你在绩溪待多久?陆辞问。
三天。后天回北京。
陆辞点了点头。中午的时候,他妈送了饭来,看见林砚秋,又笑了,说姑娘你又来了。林砚秋叫了声阿姨,他妈高兴得不行,把保温袋里的菜全摆出来,笋干烧肉、炖土鸡、炒青菜,还有一碗咸菜笋汤。四个人蹲在台阶上吃了饭,他妈一直给林砚秋夹菜,林砚秋碗里堆得冒尖,吃不完,偷偷往陆辞碗里拨。

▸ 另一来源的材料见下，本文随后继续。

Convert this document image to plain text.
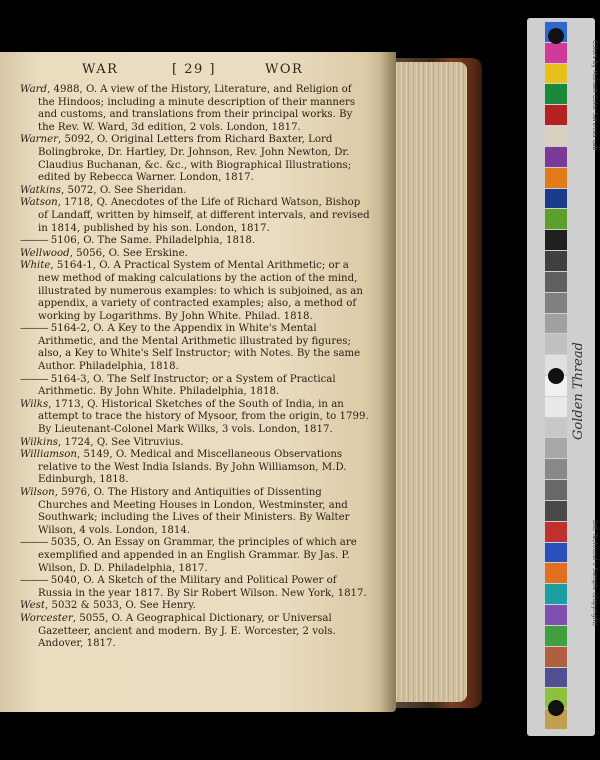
WAR	[ 29 ]	WOR

Ward, 4988, O. A view of the History, Literature, and Religion of the Hindoos; including a minute description of their manners and customs, and translations from their principal works. By the Rev. W. Ward, 3d edition, 2 vols. London, 1817.

Warner, 5092, O. Original Letters from Richard Baxter, Lord Bolingbroke, Dr. Hartley, Dr. Johnson, Rev. John Newton, Dr. Claudius Buchanan, &c. &c., with Biographical Illustrations; edited by Rebecca Warner. London, 1817.

Watkins, 5072, O. See Sheridan.

Watson, 1718, Q. Anecdotes of the Life of Richard Watson, Bishop of Landaff, written by himself, at different intervals, and revised in 1814, published by his son. London, 1817.

——— 5106, O. The Same. Philadelphia, 1818.

Wellwood, 5056, O. See Erskine.

White, 5164-1, O. A Practical System of Mental Arithmetic; or a new method of making calculations by the action of the mind, illustrated by numerous examples: to which is subjoined, as an appendix, a variety of contracted examples; also, a method of working by Logarithms. By John White. Philad. 1818.

——— 5164-2, O. A Key to the Appendix in White's Mental Arithmetic, and the Mental Arithmetic illustrated by figures; also, a Key to White's Self Instructor; with Notes. By the same Author. Philadelphia, 1818.

——— 5164-3, O. The Self Instructor; or a System of Practical Arithmetic. By John White. Philadelphia, 1818.

Wilks, 1713, Q. Historical Sketches of the South of India, in an attempt to trace the history of Mysoor, from the origin, to 1799. By Lieutenant-Colonel Mark Wilks, 3 vols. London, 1817.

Wilkins, 1724, Q. See Vitruvius.

Williamson, 5149, O. Medical and Miscellaneous Observations relative to the West India Islands. By John Williamson, M.D. Edinburgh, 1818.

Wilson, 5976, O. The History and Antiquities of Dissenting Churches and Meeting Houses in London, Westminster, and Southwark; including the Lives of their Ministers. By Walter Wilson, 4 vols. London, 1814.

——— 5035, O. An Essay on Grammar, the principles of which are exemplified and appended in an English Grammar. By Jas. P. Wilson, D. D. Philadelphia, 1817.

——— 5040, O. A Sketch of the Military and Political Power of Russia in the year 1817. By Sir Robert Wilson. New York, 1817.

West, 5032 & 5033, O. See Henry.

Worcester, 5055, O. A Geographical Dictionary, or Universal Gazetteer, ancient and modern. By J. E. Worcester, 2 vols. Andover, 1817.

Golden Thread
Colors by Munsell Color Services Lab
DIG Technical L Sample (Copyright)
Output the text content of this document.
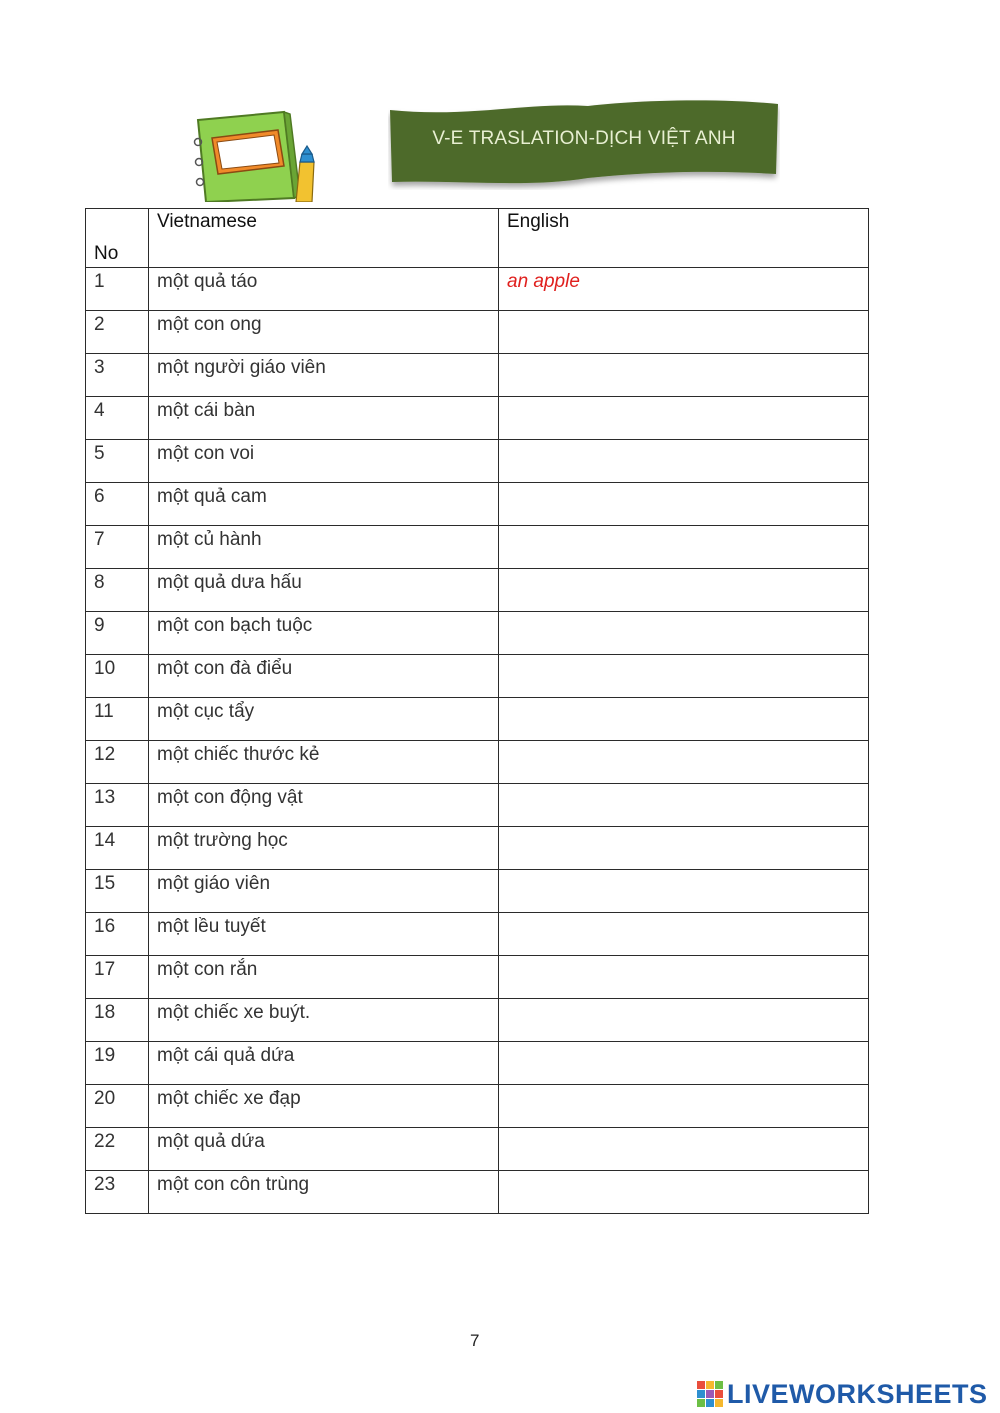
V-E TRASLATION-DỊCH VIỆT ANH
No	Vietnamese	English
1	một quả táo	an apple
2	một con ong	
3	một người giáo viên	
4	một cái bàn	
5	một con voi	
6	một quả cam	
7	một củ hành	
8	một quả dưa hấu	
9	một con bạch tuộc	
10	một con đà điểu	
11	một cục tẩy	
12	một chiếc thước kẻ	
13	một con động vật	
14	một trường học	
15	một giáo viên	
16	một lều tuyết	
17	một con rắn	
18	một chiếc xe buýt.	
19	một cái quả dứa	
20	một chiếc xe đạp	
22	một quả dứa	
23	một con côn trùng	
7
LIVEWORKSHEETS
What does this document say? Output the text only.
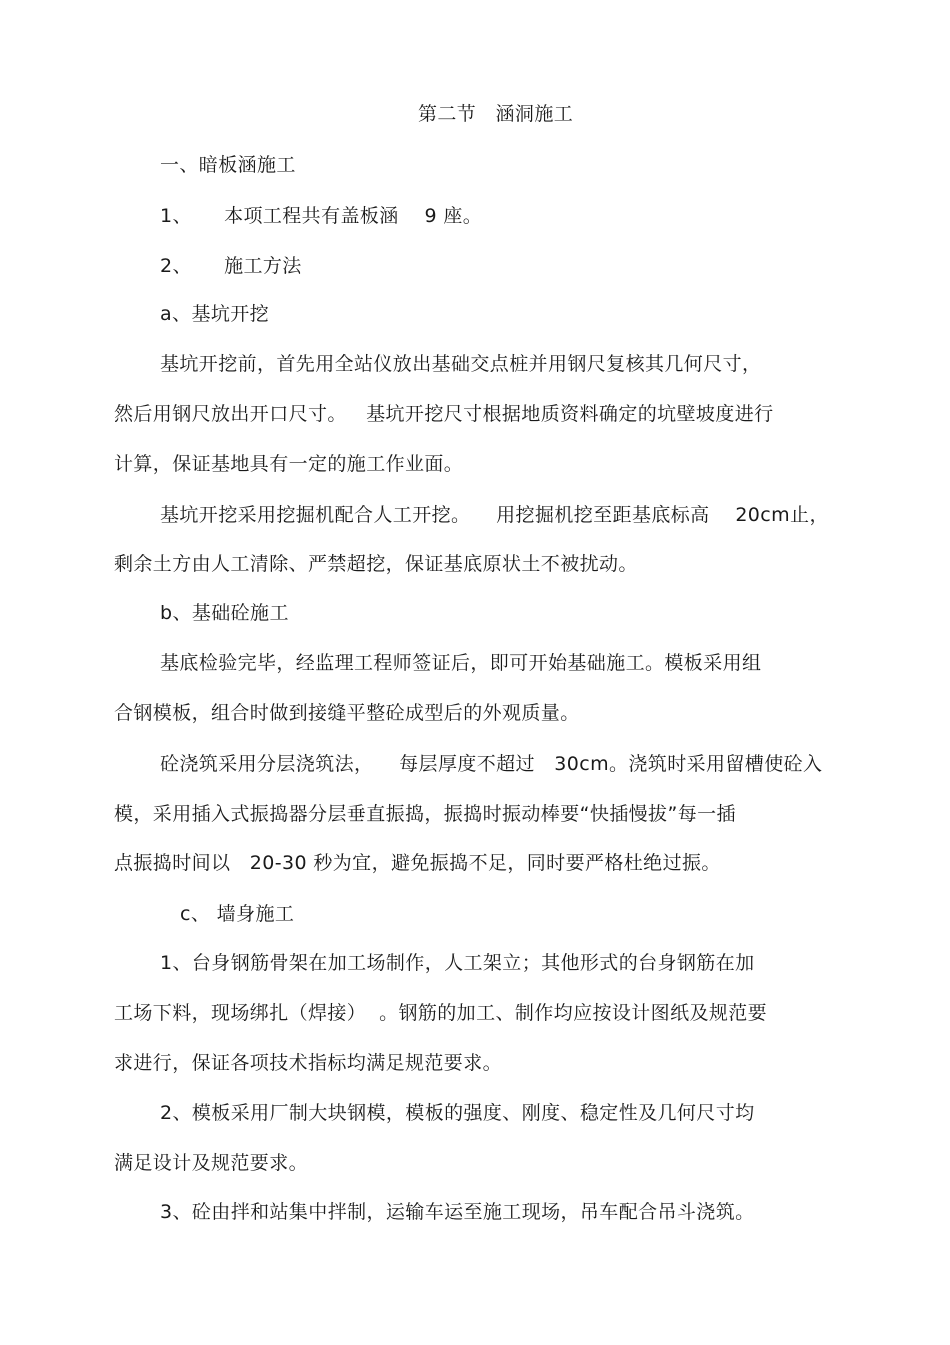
第二节   涵洞施工
一、暗板涵施工
1、     本项工程共有盖板涵    9 座。
2、     施工方法
a、基坑开挖
基坑开挖前，首先用全站仪放出基础交点桩并用钢尺复核其几何尺寸，
然后用钢尺放出开口尺寸。   基坑开挖尺寸根据地质资料确定的坑壁坡度进行
计算，保证基地具有一定的施工作业面。
基坑开挖采用挖掘机配合人工开挖。    用挖掘机挖至距基底标高    20cm止，
剩余土方由人工清除、严禁超挖，保证基底原状土不被扰动。
b、基础砼施工
基底检验完毕，经监理工程师签证后，即可开始基础施工。模板采用组
合钢模板，组合时做到接缝平整砼成型后的外观质量。
砼浇筑采用分层浇筑法，    每层厚度不超过   30cm。浇筑时采用留槽使砼入
模，采用插入式振捣器分层垂直振捣，振捣时振动棒要“快插慢拔”每一插
点振捣时间以   20-30 秒为宜，避免振捣不足，同时要严格杜绝过振。
c、 墙身施工
1、台身钢筋骨架在加工场制作，人工架立；其他形式的台身钢筋在加
工场下料，现场绑扎（焊接）  。钢筋的加工、制作均应按设计图纸及规范要
求进行，保证各项技术指标均满足规范要求。
2、模板采用厂制大块钢模，模板的强度、刚度、稳定性及几何尺寸均
满足设计及规范要求。
3、砼由拌和站集中拌制，运输车运至施工现场，吊车配合吊斗浇筑。
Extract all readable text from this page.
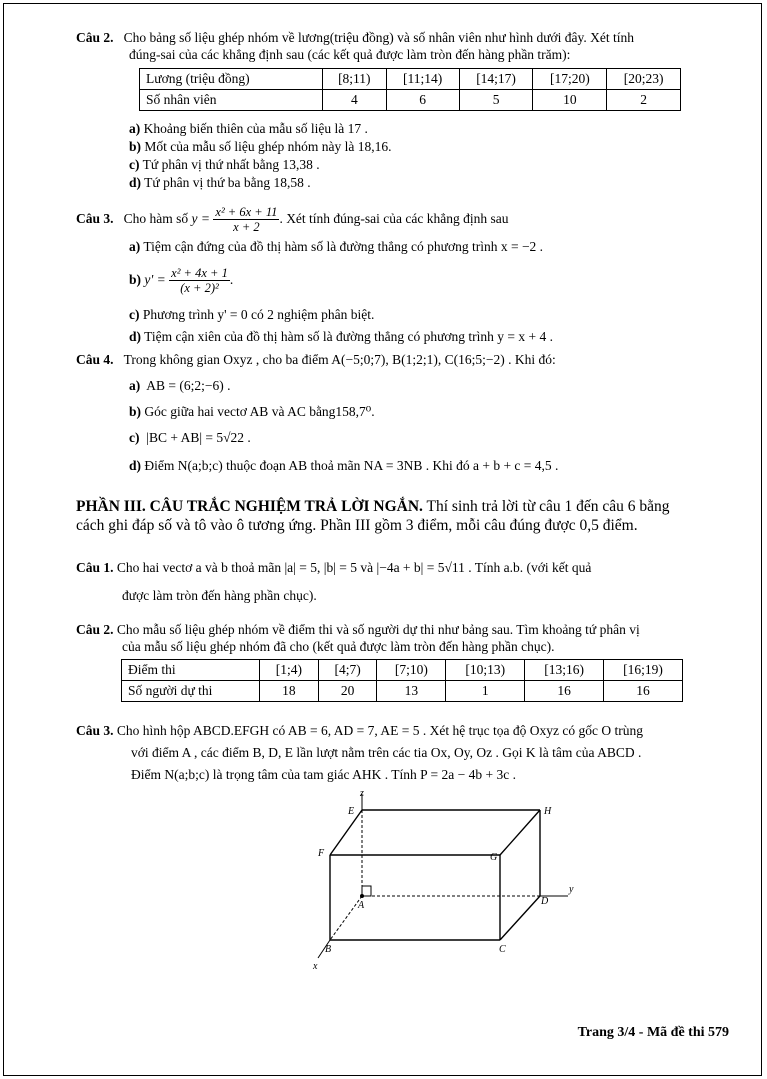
Câu 2. Cho bảng số liệu ghép nhóm về lương(triệu đồng) và số nhân viên như hình dưới đây. Xét tính
đúng-sai của các khẳng định sau (các kết quả được làm tròn đến hàng phần trăm):
Lương (triệu đồng)	[8;11)	[11;14)	[14;17)	[17;20)	[20;23)
Số nhân viên	4	6	5	10	2
a) Khoảng biến thiên của mẫu số liệu là 17 .
b) Mốt của mẫu số liệu ghép nhóm này là 18,16.
c) Tứ phân vị thứ nhất bằng 13,38 .
d) Tứ phân vị thứ ba bằng 18,58 .
Câu 3. Cho hàm số $y = \frac{\text{x² + 6x + 11}}{x + 2}$ . Xét tính đúng-sai của các khẳng định sau
a) Tiệm cận đứng của đồ thị hàm số là đường thẳng có phương trình x = −2 .
b) $y' = \frac{\text{x² + 4x + 1}}{\text{(x + 2)²}}$ .
c) Phương trình y' = 0 có 2 nghiệm phân biệt.
d) Tiệm cận xiên của đồ thị hàm số là đường thẳng có phương trình y = x + 4 .
Câu 4. Trong không gian Oxyz , cho ba điểm A(−5;0;7), B(1;2;1), C(16;5;−2) . Khi đó:
a) AB = (6;2;−6) .
b) Góc giữa hai vectơ AB và AC bằng158,7⁰.
c) |BC + AB| = 5√22 .
d) Điểm N(a;b;c) thuộc đoạn AB thoả mãn NA = 3NB . Khi đó a + b + c = 4,5 .
PHẦN III. CÂU TRẮC NGHIỆM TRẢ LỜI NGẮN. Thí sinh trả lời từ câu 1 đến câu 6 bằng
cách ghi đáp số và tô vào ô tương ứng. Phần III gồm 3 điểm, mỗi câu đúng được 0,5 điểm.
Câu 1. Cho hai vectơ a và b thoả mãn |a| = 5, |b| = 5 và |−4a + b| = 5√11 . Tính a.b. (với kết quả
được làm tròn đến hàng phần chục).
Câu 2. Cho mẫu số liệu ghép nhóm về điểm thi và số người dự thi như bảng sau. Tìm khoảng tứ phân vị
của mẫu số liệu ghép nhóm đã cho (kết quả được làm tròn đến hàng phần chục).
Điểm thi	[1;4)	[4;7)	[7;10)	[10;13)	[13;16)	[16;19)
Số người dự thi	18	20	13	1	16	16
Câu 3. Cho hình hộp ABCD.EFGH có AB = 6, AD = 7, AE = 5 . Xét hệ trục tọa độ Oxyz có gốc O trùng
với điểm A , các điểm B, D, E lần lượt nằm trên các tia Ox, Oy, Oz . Gọi K là tâm của ABCD .
Điểm N(a;b;c) là trọng tâm của tam giác AHK . Tính P = 2a − 4b + 3c .
E	H
F	G
A	D
B	C
x
y
z
Trang 3/4 - Mã đề thi 579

吃完饭,他妈收拾了碗筷,骑上电瓶车走了。林砚秋站起来,说想去村里走走。陆辞陪着她,两个人沿着河边走,走到石桥上停下来。河水比冬天的时候大了,哗哗地流着,水面上漂着几片落叶。远处的山上,映山红开了,一丛一丛的,红得扎眼。
你晒黑了。林砚秋说。
你也黑了。
她笑了一下,说,我那是跑田野跑的,你是在这儿晒的。
两个人站在桥上,看着河水。陆辞把手插进口袋里,摸到了那把铜钥匙。他攥着它,觉得它不像以前那么沉了,也不凉了,被他的体温捂热了。
林砚秋忽然开口了。我毕业之后,想来徽州工作。
陆辞看着她。
省文物局有个岗位,专门做古建筑保护的,导师帮我问了,说可以。她顿了顿,但我不确定。
不确定什么?
不确定是不是应该来。
陆辞看着河面上的落叶,落叶在水里打着转,被水流推着往下游走,走了很远,还在转。他想了很久,说,你要是想来,就来。
林砚秋看着他,没有说话。阳光照在她脸上,她的眼睛很亮,和第一次在石桥上见到她的时候一样亮,但不一样了,那时候她的眼睛是好奇的,现在她的眼睛里多了一些别的东西,他说不清楚。
她点了点头,转过身,继续往前走。陆辞跟在她后面,两个人沿着河走了很远,走到村子外面,走到田埂上。田里的水稻已经插了秧,绿油油的,风一吹就起浪。她站在田埂上,张开双臂,闭上眼睛,深深地吸了一口气。
她说,我喜欢这里的味道。
陆辞站在她后面,看着她。风吹着她的头发,马尾在背后甩着,她的白T恤被风吹得贴在身上,显出瘦瘦的肩膀。他想说点什么,但不知道该说什么,就没说。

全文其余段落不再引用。